SUBMISSIONS to Ararat Rural City Council over its 2019-20 budget highlight concerns over rating differentials, a lack of transparency over employee salaries, and the efficacy of the state government's rating review in rural municipalities.
The council held a special meeting Tuesday night to formally accept submissions made by residents over the draft budget.
"At this point we have three written submissions and we have no one who wishes to make a representation to council this evening," council chief Dr Tim Harrison said.
One submission read: 'I have reservations that the rating review to be conducted by the state government will actually achieve meaningful support for our smaller rural councils until a new formula for funding from federal and state allows some of the ever increasing burden to be lifted from all ratepayers.'
On the topic of staff salaries, another submission stated: 'Transparency and good governance require that the salary figures are provided by staff classification and numbers, in common with the state and federal public service transparency. Council employees are funded through the community rates, as such it must be public (sic) transparent.'
The third submission stated a concern that the council 'continues to set rating differentials that propagate huge rating imposts on the rural sector.'
'I am also concerned that despite the government stating that there would be a rate cap of 2.5% last year, the Rural City of Ararat manipulated the way rates would be charged so that grazing farm land was subject to a rate rise of 14.9%.
'This was done despite the recommendations of the Rating Strategy Advisory Group and the Citizens Jury - a total of 32 ratepayers representing all differential rating sectors who spent months developing a fair and equitable strategy.'
The council will further discuss the submissions received at its ordinary meeting on Tuesday June 25.

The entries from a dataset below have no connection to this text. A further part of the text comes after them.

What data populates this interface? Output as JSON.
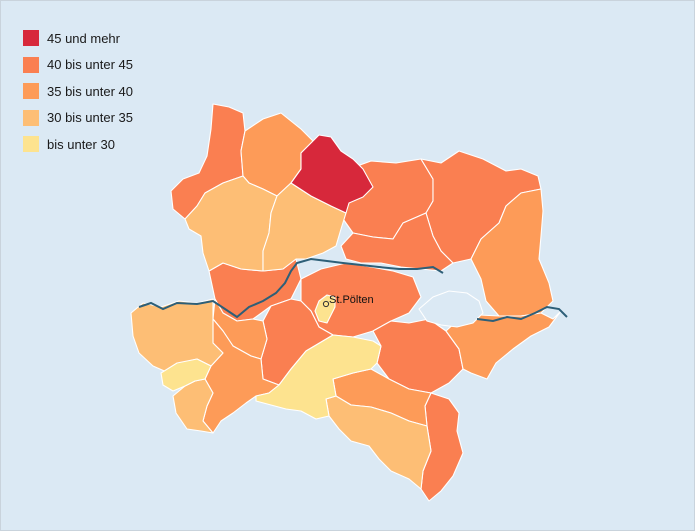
{
  "legend": {
    "items": [
      {
        "label": "45 und mehr",
        "color": "#d7283b"
      },
      {
        "label": "40 bis unter 45",
        "color": "#fa7f51"
      },
      {
        "label": "35 bis unter 40",
        "color": "#fd9b58"
      },
      {
        "label": "30 bis unter 35",
        "color": "#fdbe75"
      },
      {
        "label": "bis unter 30",
        "color": "#fde38f"
      }
    ]
  },
  "map": {
    "background": "#dbe9f4",
    "river_color": "#2d5f78",
    "lake_color": "#dbe9f4",
    "city": {
      "name": "St.Pölten"
    }
  }
}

Key points of the budget include:
- a forecast surplus of $3.214 million;
- Rate differentials will remain the same as in the 2018-19 period;
- General rates will rise by 4.5 per cent, industrial rates will rise by 5.64 per cent, commercial rates will rise by 2.79 per cent, and farm rates will rise 2.46 per cent, falling to an average rate rise of 2.5 per cent, which aligns with the rate cap;
- an investment of $14.689 million into capital works.